What it is
A wide-spanning set of semi-structured interviews with anyone who has an interest in a project’s success, including users.
Reasons to use it
To build consensus about the problem statement and research objectives.
Medium: 1–2 hours per interviewee
How to do it
Create a guide for yourself of some topics you’d like to ask about, and some specific questions as a back up. Questions will often concern the individual’s role, the organization, the individuals’ needs, and metrics for success of the project.
Sit down one-on-one with the participant, or two-on-one with a note-taker or joint interviewer, in a focused environment. Introduce yourself. Explain the premise for the interview as far as you can without biasing their responses.

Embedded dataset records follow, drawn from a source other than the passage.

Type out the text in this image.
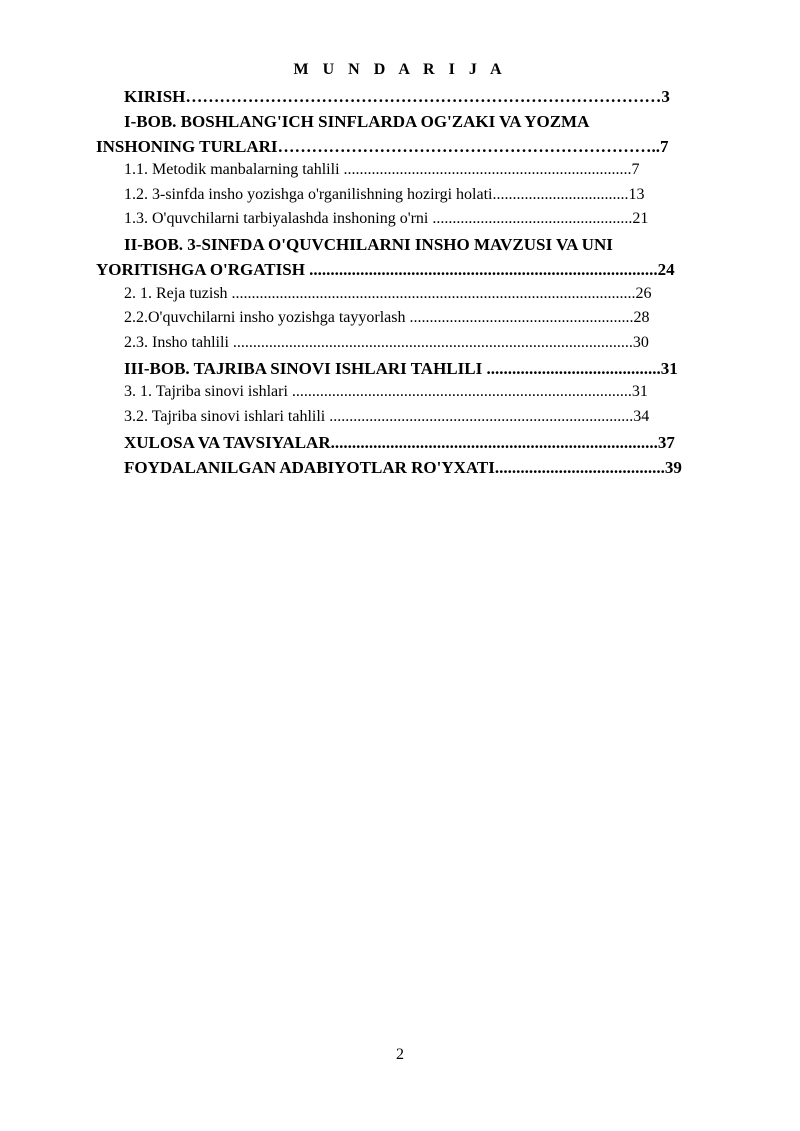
M U N D A R I J A
KIRISH…………………………………………………………………………3
I-BOB. BOSHLANG'ICH SINFLARDA OG'ZAKI VA YOZMA
INSHONING TURLARI…………………………………………………………..7
1.1. Metodik manbalarning tahlili ........................................................................7
1.2. 3-sinfda insho yozishga o'rganilishning hozirgi holati..................................13
1.3. O'quvchilarni tarbiyalashda inshoning o'rni ..................................................21
II-BOB. 3-SINFDA O'QUVCHILARNI INSHO MAVZUSI VA UNI
YORITISHGA O'RGATISH ..................................................................................24
2. 1. Reja tuzish .....................................................................................................26
2.2.O'quvchilarni insho yozishga tayyorlash ........................................................28
2.3. Insho tahlili ....................................................................................................30
III-BOB. TAJRIBA SINOVI ISHLARI TAHLILI .........................................31
3. 1. Tajriba sinovi ishlari .....................................................................................31
3.2. Tajriba sinovi ishlari tahlili ............................................................................34
XULOSA VA TAVSIYALAR.............................................................................37
FOYDALANILGAN ADABIYOTLAR RO'YXATI........................................39
2
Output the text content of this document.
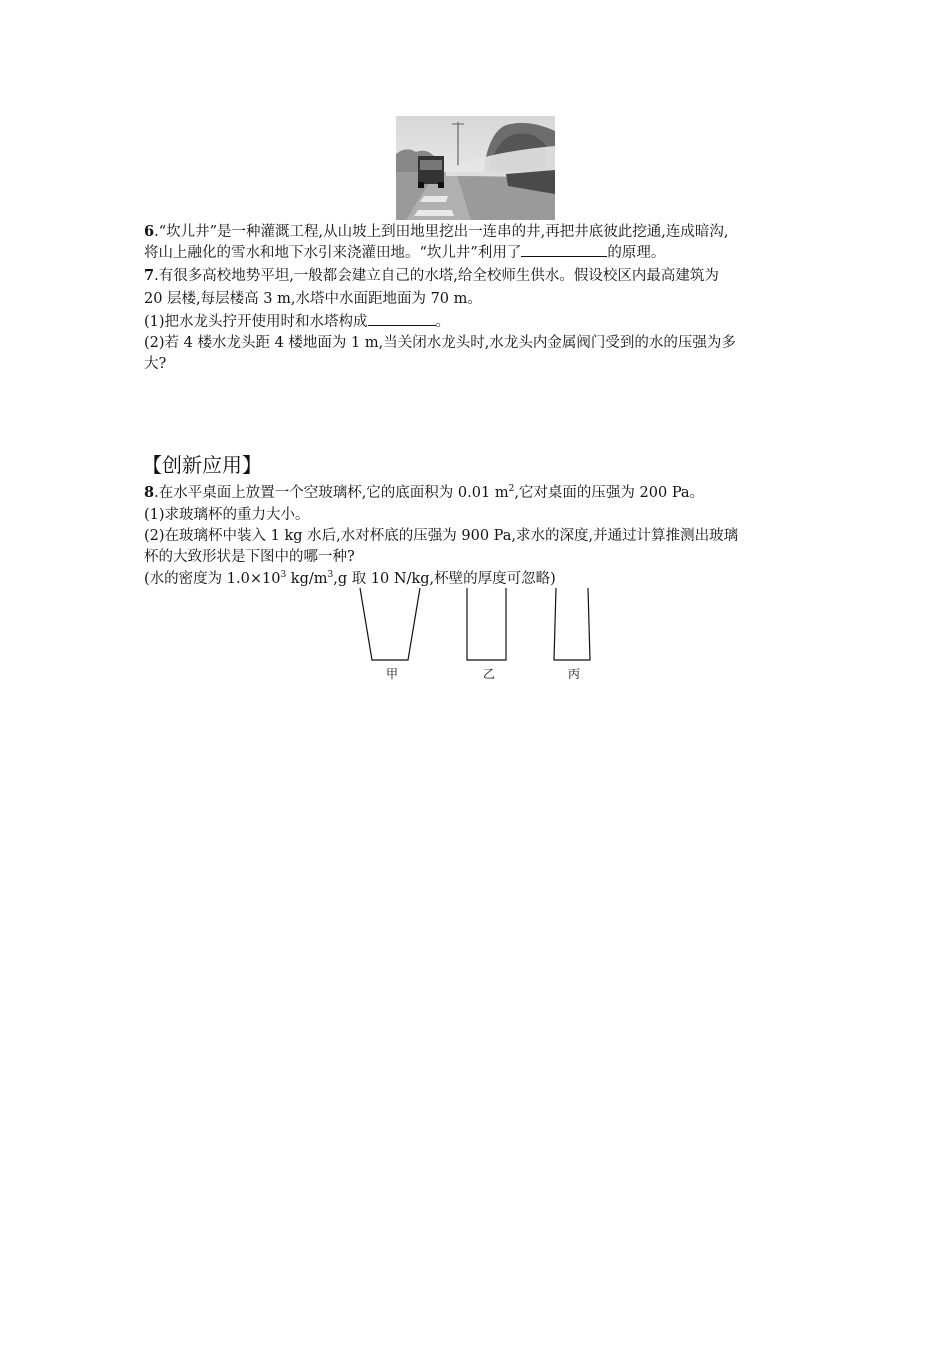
6.“坎儿井”是一种灌溉工程,从山坡上到田地里挖出一连串的井,再把井底彼此挖通,连成暗沟,
将山上融化的雪水和地下水引来浇灌田地。“坎儿井”利用了	的原理。
7.有很多高校地势平坦,一般都会建立自己的水塔,给全校师生供水。假设校区内最高建筑为
20 层楼,每层楼高 3 m,水塔中水面距地面为 70 m。
(1)把水龙头拧开使用时和水塔构成	。
(2)若 4 楼水龙头距 4 楼地面为 1 m,当关闭水龙头时,水龙头内金属阀门受到的水的压强为多
大?
【创新应用】
8.在水平桌面上放置一个空玻璃杯,它的底面积为 0.01 $m^2$,它对桌面的压强为 200 Pa。
(1)求玻璃杯的重力大小。
(2)在玻璃杯中装入 1 kg 水后,水对杯底的压强为 900 Pa,求水的深度,并通过计算推测出玻璃
杯的大致形状是下图中的哪一种?
(水的密度为 $1.0\times 10^3$ $kg/m^3,g$ 取 10 N/kg,杯壁的厚度可忽略)
甲	乙	丙
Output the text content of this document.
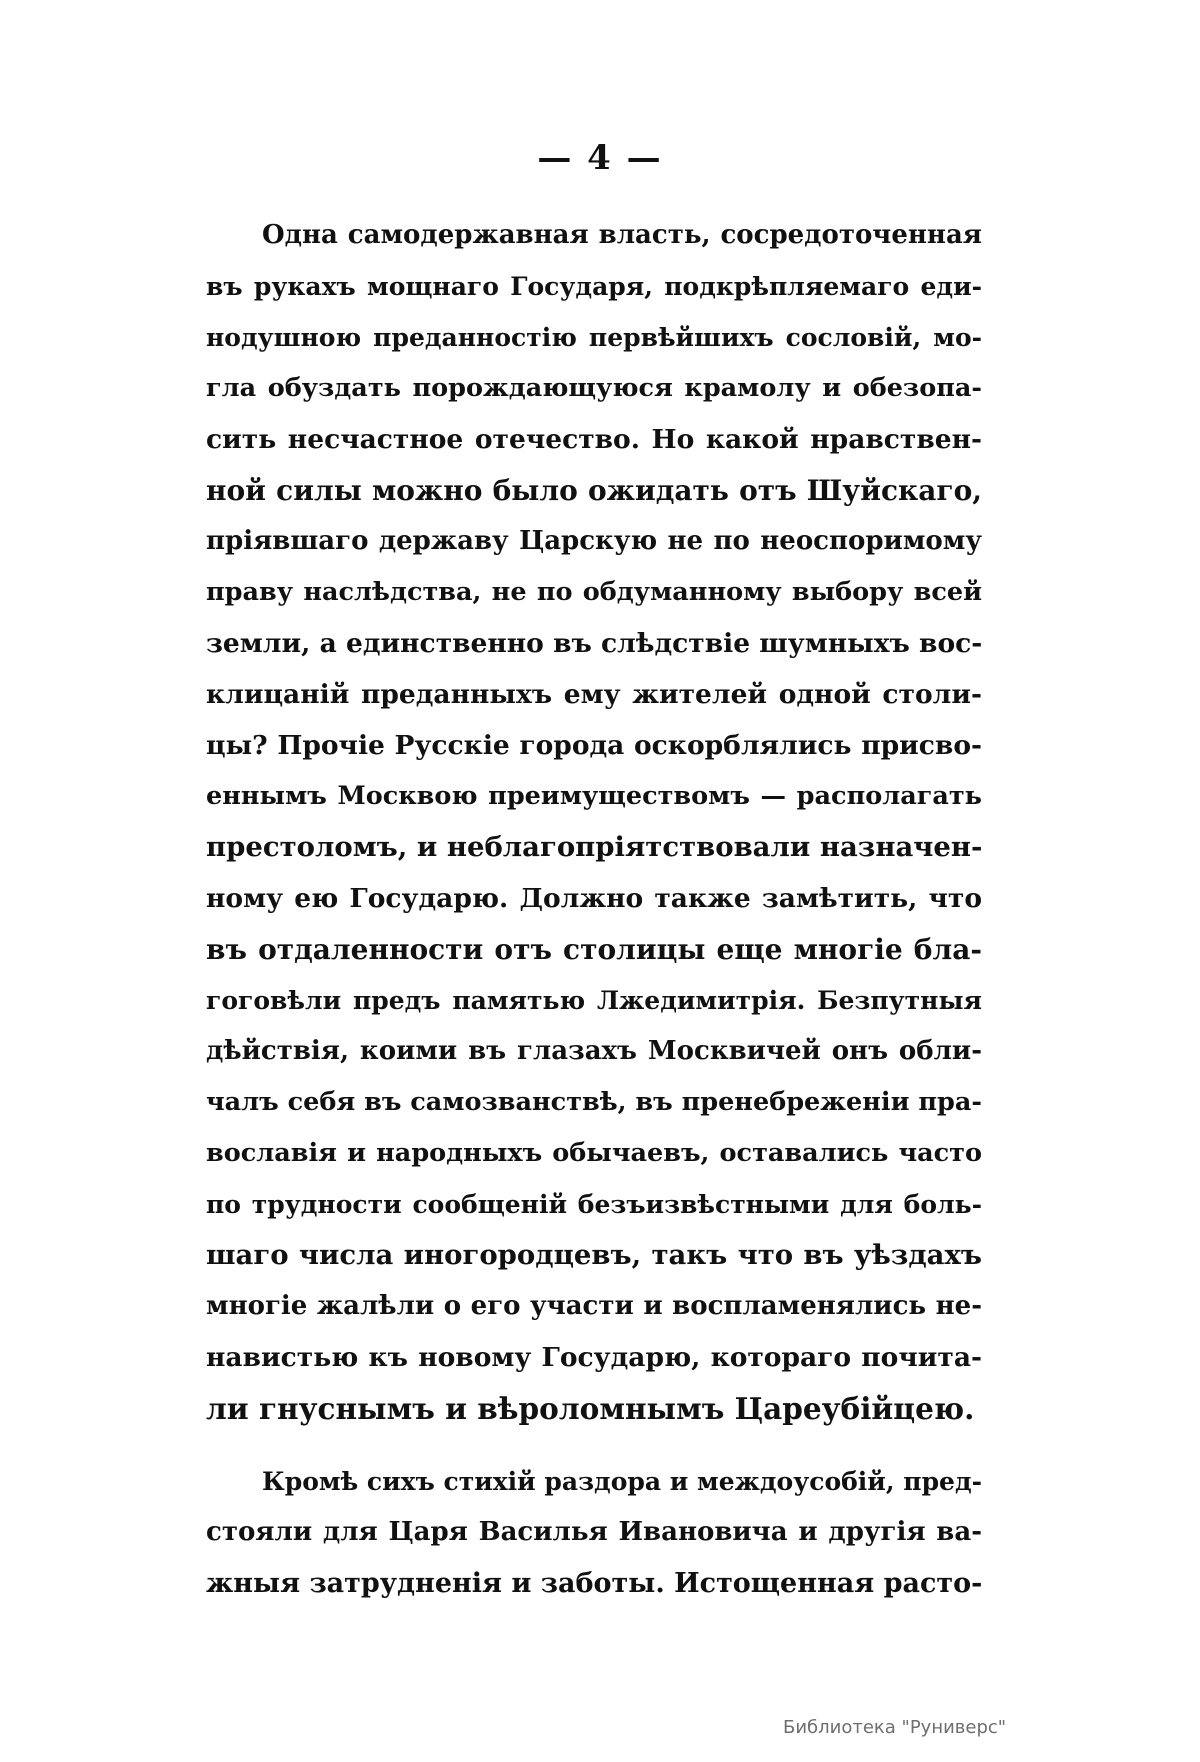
— 4 —
Одна самодержавная власть, сосредоточенная
въ рукахъ мощнаго Государя, подкрѣпляемаго еди-
нодушною преданностію первѣйшихъ сословій, мо-
гла обуздать порождающуюся крамолу и обезопа-
сить несчастное отечество. Но какой нравствен-
ной силы можно было ожидать отъ Шуйскаго,
пріявшаго державу Царскую не по неоспоримому
праву наслѣдства, не по обдуманному выбору всей
земли, а единственно въ слѣдствіе шумныхъ вос-
клицаній преданныхъ ему жителей одной столи-
цы? Прочіе Русскіе города оскорблялись присво-
еннымъ Москвою преимуществомъ — располагать
престоломъ, и неблагопріятствовали назначен-
ному ею Государю. Должно также замѣтить, что
въ отдаленности отъ столицы еще многіе бла-
гоговѣли предъ памятью Лжедимитрія. Безпутныя
дѣйствія, коими въ глазахъ Москвичей онъ обли-
чалъ себя въ самозванствѣ, въ пренебреженіи пра-
вославія и народныхъ обычаевъ, оставались часто
по трудности сообщеній безъизвѣстными для боль-
шаго числа иногородцевъ, такъ что въ уѣздахъ
многіе жалѣли о его участи и воспламенялись не-
навистью къ новому Государю, котораго почита-
ли гнуснымъ и вѣроломнымъ Цареубійцею.
Кромѣ сихъ стихій раздора и междоусобій, пред-
стояли для Царя Василья Ивановича и другія ва-
жныя затрудненія и заботы. Истощенная расто-
Библиотека "Руниверс"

Follow the conversation where the stakeholder takes it. They will focus on their priorities and interests. Be comfortable with silences, which allow the stakeholder to elaborate. To keep from getting entirely off course, use your interview guide to make sure you cover what you need to. Ask lots of “why is that” and “how do you do that” questions.
- If there are other products they use or your product doesn’t have constraints imposed by prior work, observe the stakeholders using a competing product.
Applied in government research
No PRA implications. The PRA explicitly exempts direct observation and non-standardized conversation, 5 CFR 1320.3(h)3. See the methods for Recruiting and Privacy for more tips on taking input from the public.